In 2023, Switzerland’s marketplace lending witnessed a significant contraction, with the volume of new debt capital issued on online platforms falling by 10.8% year-over-year (YoY) to approximately CHF 18.6 billion, a joint report by the Lucerne School of Business and the Swiss Marketplace Lending Association (SMLA) says.
The Marketplace Lending Report Switzerland 2024, released in October, provides a comprehensive analysis of online debt financing trends for corporations, public entities, and private individuals in Switzerland. It focuses on online platforms directly connecting lenders and borrowers, offering an overview of the current state and emerging trends within the Swiss marketplace lending landscape.
This year’s report reveals a decline in marketplace lending volumes, with key subsegments of the markets, including crowdlending and mortgage financing, facing the steepest drops.
In 2023, crowdlending plummeted by 20% YoY to CHF 389.1 million in new loans, down from CHF 497.5 million in 2022. Similarly, mortgage loans brokered on platforms and financed by institutional and professional investors fell by 20%, falling from CHF 6.2 billion in 2022 to CHF 5 billion in 2023.
Meanwhile, the subsegment of loans and bonds targeting mid-sized and large corporations, as well as public and near-public entities, showcased the most resilience, declining by just 6.7% YoY to CHF 13.2 billion.
Crowdlending: a market led by real estate but in decline
Within crowdlending, real estate continued to lead the subsegment, generating CHF 203.9 million in 2023 and accounting for 52.4% of the market. The sum, however, represents a major YoY decline of 27.9% from CHF 282.7 million in 2022.
That volume mainly consisted of loans to companies in the real estate development business, many of which were issued as short-term credits, later redeemed by banks.
Business crowdlending was the second-largest subsegment, contributing CHF 132.8 million or 34.1% of the market. While it saw a milder drop of 6.4% YoY, this performance reflects ongoing interest despite broader market pressures.
At the end of 2023, 16 crowdlending platforms were active in Switzerland, with increased involvement by banks and insurance companies, as well as market consolidation, the study found.
Lend acquired Lendico from PostFinance in 2019, and in a reciprocal move, PostFinance acquired a stake in Lend; Basellandschaftliche Kantonalbank is a strategic investor in Swisspeers; and Funders is a platform launched by Luzerner Kantonalbank in 2016.
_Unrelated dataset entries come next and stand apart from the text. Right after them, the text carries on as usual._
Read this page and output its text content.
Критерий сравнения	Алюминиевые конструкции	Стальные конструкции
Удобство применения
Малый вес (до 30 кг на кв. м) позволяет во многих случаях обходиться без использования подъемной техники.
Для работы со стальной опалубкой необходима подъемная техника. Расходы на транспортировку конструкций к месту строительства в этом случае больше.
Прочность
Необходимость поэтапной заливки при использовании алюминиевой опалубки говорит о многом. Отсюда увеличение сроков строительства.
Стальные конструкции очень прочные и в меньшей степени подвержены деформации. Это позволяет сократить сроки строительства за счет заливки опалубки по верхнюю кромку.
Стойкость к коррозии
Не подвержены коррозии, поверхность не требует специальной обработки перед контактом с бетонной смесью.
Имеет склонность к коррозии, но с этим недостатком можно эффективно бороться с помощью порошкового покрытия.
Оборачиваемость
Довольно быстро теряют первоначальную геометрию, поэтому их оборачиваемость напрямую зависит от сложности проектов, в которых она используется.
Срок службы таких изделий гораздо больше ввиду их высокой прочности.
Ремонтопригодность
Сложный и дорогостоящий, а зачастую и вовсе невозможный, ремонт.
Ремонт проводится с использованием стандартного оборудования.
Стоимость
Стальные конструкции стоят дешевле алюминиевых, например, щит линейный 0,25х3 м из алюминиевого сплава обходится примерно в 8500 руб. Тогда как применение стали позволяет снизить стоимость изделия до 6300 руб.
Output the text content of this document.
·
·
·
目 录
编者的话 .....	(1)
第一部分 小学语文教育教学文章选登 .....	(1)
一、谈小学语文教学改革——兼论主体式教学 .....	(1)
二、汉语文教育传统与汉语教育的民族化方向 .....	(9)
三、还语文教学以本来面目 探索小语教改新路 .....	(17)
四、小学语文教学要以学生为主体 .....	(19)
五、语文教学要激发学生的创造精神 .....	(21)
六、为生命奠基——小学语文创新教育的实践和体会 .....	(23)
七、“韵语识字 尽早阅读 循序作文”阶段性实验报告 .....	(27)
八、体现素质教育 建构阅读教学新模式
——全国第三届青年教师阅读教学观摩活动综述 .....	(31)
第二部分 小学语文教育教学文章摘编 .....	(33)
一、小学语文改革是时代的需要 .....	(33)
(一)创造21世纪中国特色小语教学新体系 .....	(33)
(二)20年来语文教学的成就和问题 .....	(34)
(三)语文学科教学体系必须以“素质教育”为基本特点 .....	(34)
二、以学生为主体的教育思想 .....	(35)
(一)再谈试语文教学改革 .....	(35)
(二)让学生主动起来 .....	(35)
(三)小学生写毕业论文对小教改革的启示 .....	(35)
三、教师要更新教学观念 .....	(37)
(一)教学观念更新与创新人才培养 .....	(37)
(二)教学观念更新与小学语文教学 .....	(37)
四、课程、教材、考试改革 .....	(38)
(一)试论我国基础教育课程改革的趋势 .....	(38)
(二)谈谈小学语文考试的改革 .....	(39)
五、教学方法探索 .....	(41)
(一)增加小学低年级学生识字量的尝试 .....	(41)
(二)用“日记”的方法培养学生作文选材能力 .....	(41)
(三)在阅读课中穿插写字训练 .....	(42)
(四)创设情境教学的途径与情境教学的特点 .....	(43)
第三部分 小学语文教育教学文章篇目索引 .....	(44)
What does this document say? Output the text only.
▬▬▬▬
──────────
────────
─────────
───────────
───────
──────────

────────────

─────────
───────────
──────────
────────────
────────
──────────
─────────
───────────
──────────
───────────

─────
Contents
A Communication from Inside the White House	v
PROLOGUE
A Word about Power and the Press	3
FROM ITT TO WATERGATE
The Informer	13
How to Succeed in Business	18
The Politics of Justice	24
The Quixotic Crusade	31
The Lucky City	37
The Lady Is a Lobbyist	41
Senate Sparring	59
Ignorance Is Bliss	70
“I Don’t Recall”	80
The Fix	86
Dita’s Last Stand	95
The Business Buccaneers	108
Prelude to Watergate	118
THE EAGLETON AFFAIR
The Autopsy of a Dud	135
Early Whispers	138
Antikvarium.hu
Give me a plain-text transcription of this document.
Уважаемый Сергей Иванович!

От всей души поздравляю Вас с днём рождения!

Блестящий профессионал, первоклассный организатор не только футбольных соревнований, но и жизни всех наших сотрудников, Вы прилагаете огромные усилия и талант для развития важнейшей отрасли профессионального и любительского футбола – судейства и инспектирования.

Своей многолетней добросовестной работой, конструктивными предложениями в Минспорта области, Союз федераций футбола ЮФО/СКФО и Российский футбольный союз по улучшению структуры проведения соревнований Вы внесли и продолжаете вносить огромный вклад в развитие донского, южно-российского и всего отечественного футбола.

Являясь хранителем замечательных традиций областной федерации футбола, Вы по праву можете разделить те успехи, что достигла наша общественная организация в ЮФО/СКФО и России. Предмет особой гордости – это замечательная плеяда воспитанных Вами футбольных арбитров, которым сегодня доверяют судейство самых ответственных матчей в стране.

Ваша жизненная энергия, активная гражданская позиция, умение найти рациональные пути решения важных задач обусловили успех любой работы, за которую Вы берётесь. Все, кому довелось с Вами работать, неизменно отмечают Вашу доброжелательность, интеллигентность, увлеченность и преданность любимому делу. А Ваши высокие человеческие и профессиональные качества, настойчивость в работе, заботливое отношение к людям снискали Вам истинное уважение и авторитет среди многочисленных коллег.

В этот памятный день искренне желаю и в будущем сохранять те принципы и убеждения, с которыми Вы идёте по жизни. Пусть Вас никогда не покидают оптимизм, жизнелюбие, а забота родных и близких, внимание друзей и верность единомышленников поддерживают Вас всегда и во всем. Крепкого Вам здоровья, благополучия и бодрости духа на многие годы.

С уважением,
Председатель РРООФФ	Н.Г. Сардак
Mortgage loans witness first decline in a decade
In 2023, the mortgage brokerage subsegment recorded its first decline in ten years, reaching approximately CHF 5 billion, down from CHF 6.2 billion in 2022.
The report anticipates that in 2024, some platforms will exit the business-to-consumer (B2C) mortgage market, with further consolidation expected moving forward. This will be driven by a number of factors, including a lower growth rate than expected, as well as relatively low margins per transactions, it says.
At the end of 2023, 12 different platforms operated in the mortgage vertical, serving a professional investor base of banks, insurance companies and pension funds as lenders.
Key players included UBS key4 mortgages, through which UBS offers its own mortgages and mortgages from third parties, and BrokerMarket from Thurgauer Kantonalbank, which operates as an intermediary platform connecting mortgage borrowers with lenders through mortgage brokers. Several independent mortgage brokerage firms were also present, including RealAdvisor, Resolve, topHypo ,Hypohaus, PropertyCaptain and Hypo Advisors.
Loans and bonds for public entities and corporations
Finally, loans and bonds for entities and corporations, another key subsegment in the Swiss marketplace lending landscape, remained a dominant force within the sector in 2023, capturing a 71% share of the market with CHF 13.2 billion in new loans issued.
This section includes two types of loans or private placements: firstly, the online market for loans to public or near-public entities; and secondly, the market for loans to mid-sized and large corporations. Investors in both subsegments are banks and institutional and professional investors, such as asset managers, family offices and pension funds.
Two market participants were currently active in this segment in Switzerland in late 2023. Loanboox, launched in 2016, has grown rapidly in the loan market for public entities with now more than 3,000 transactions and CHF 30 billion in volume closed. Cosmofunding, meanwhile, is a platform launched in 2018 by Bank Vontobel. The company focuses on public and corporate borrowers.